The owners understand every element of the plan instantly with a single glance. This time, they asked style questions, but only after the plans were done, not before. Hello? This should have been covered in the preliminary design meeting! The design is supposed to reflect the customer’s desire, isn’t it? Maybe not here, where it’s supposed to keep the audience tuned in long enough to sell them insurance and things they don’t need.

How to transplanting evergreen coniferous shrubs: rip them out with a skid steer and drop them in new holes where they want them. They’ll look good until the end of filming, at least. Probably not much of a root system, but it’s enough to hold them upright. Maybe this works in their climate. It didn’t work here with a carefully hand dug mugho pine, and it wasn’t recommended in the Pacific Northwest. True, it took that mugho pine a long time to die, way longer than the end of filming.

This design opts for a sea of sod. Lots and lots of sod with things floating in it.
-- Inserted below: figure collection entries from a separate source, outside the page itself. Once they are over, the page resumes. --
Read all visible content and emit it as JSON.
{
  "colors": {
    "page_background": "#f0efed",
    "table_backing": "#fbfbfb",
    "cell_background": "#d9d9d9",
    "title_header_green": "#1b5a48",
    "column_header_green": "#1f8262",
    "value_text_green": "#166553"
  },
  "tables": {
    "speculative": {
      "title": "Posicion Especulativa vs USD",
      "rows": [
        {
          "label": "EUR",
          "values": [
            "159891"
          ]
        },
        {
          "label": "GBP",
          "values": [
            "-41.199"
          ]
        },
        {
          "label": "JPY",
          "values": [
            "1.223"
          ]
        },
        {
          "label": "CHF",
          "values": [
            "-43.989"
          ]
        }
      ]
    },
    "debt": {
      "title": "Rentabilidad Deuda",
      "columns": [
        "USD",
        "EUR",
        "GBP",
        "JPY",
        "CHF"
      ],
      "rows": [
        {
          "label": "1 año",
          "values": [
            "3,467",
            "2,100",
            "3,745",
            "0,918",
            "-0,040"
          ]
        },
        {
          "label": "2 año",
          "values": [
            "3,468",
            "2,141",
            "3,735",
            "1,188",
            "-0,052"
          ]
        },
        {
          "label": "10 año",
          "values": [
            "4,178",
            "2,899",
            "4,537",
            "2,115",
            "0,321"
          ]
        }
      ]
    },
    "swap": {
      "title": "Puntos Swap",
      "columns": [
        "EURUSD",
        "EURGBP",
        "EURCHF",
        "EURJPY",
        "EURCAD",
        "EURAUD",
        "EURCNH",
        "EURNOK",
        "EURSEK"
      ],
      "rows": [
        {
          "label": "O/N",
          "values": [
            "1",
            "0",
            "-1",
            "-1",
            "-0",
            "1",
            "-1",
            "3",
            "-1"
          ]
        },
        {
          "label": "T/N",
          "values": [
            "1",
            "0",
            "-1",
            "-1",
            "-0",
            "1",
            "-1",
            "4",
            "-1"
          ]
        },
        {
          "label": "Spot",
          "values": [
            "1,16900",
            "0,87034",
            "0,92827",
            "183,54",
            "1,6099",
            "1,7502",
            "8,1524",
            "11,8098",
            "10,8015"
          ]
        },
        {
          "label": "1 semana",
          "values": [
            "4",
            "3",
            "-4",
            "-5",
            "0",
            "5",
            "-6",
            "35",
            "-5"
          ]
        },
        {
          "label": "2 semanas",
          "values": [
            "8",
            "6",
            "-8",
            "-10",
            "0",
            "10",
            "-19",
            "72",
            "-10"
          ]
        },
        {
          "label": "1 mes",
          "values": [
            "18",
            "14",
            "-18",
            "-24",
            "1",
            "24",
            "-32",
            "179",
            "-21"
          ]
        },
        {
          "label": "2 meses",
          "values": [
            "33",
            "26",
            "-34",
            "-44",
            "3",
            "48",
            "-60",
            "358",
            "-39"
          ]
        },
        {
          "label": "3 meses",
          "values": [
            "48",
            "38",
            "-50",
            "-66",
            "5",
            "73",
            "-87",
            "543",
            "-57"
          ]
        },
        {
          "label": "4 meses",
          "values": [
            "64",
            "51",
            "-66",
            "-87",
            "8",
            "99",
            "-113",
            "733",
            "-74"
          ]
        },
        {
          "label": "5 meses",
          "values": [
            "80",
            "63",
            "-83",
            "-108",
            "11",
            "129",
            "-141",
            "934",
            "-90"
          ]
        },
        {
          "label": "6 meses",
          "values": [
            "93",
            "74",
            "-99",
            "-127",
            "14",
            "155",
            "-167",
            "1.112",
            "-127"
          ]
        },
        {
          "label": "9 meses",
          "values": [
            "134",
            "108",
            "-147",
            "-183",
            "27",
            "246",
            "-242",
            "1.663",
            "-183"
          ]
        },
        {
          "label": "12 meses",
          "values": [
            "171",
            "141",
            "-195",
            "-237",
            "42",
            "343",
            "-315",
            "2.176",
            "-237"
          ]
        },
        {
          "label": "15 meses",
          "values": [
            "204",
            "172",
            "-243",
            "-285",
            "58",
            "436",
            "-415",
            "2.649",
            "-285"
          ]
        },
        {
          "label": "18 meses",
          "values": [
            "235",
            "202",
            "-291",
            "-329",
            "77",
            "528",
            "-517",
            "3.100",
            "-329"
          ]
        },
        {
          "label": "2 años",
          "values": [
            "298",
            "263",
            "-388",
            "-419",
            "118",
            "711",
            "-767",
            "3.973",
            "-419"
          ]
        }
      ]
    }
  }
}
Activities will happen in each space. Right, you only get one activity per space. Nothing’s joined, the spaces just bob around in that turf, poorly linked. But that’s just my opinion.

Most construction books say to compact, wet and level the sand bed before laying pavers. In some climates and for pervious pavers, compacted aggregate goes down first to improve drainage, then geotextile, then sand, then the pavers. This usually involves setting boards at the levels you want and running another board over the sand to level it, using the set boards as guides. The board you run over the sand is called a screed, probably no relation to Dr. Seuss). As long as your pavers, bricks or whatever has a uniform thickness, this is the quick way to put them down level. These went in screedless.

The Big Day arrives, the owners emerge from their door like moles in the sun. They gasp, surprised, at the Wonderland that was their drab back yard. Amazed, they wander like sunstruck moles, touching the new structures, oohing and awing. If they understood the plan intuitively, instantly, deeply as they were moaning in ecstasy when it was presented, why are they surprised? Everything on the plan is pretty much there, in all it’s turf-enclosed glory.

What a great place for a party! Let’s have one tomorrow! You’re all invited! Invited or not, there were no shots of the festivities. As they say in TV Land, production values probably didn’t allow for them.

And that, dear readers, is that. I stepped into the garden. There were weeds to pull, plants to divide and sculptures to relocate. Then relax and enjoy the colors, fragrances and movement as the simply renovated garden grows in.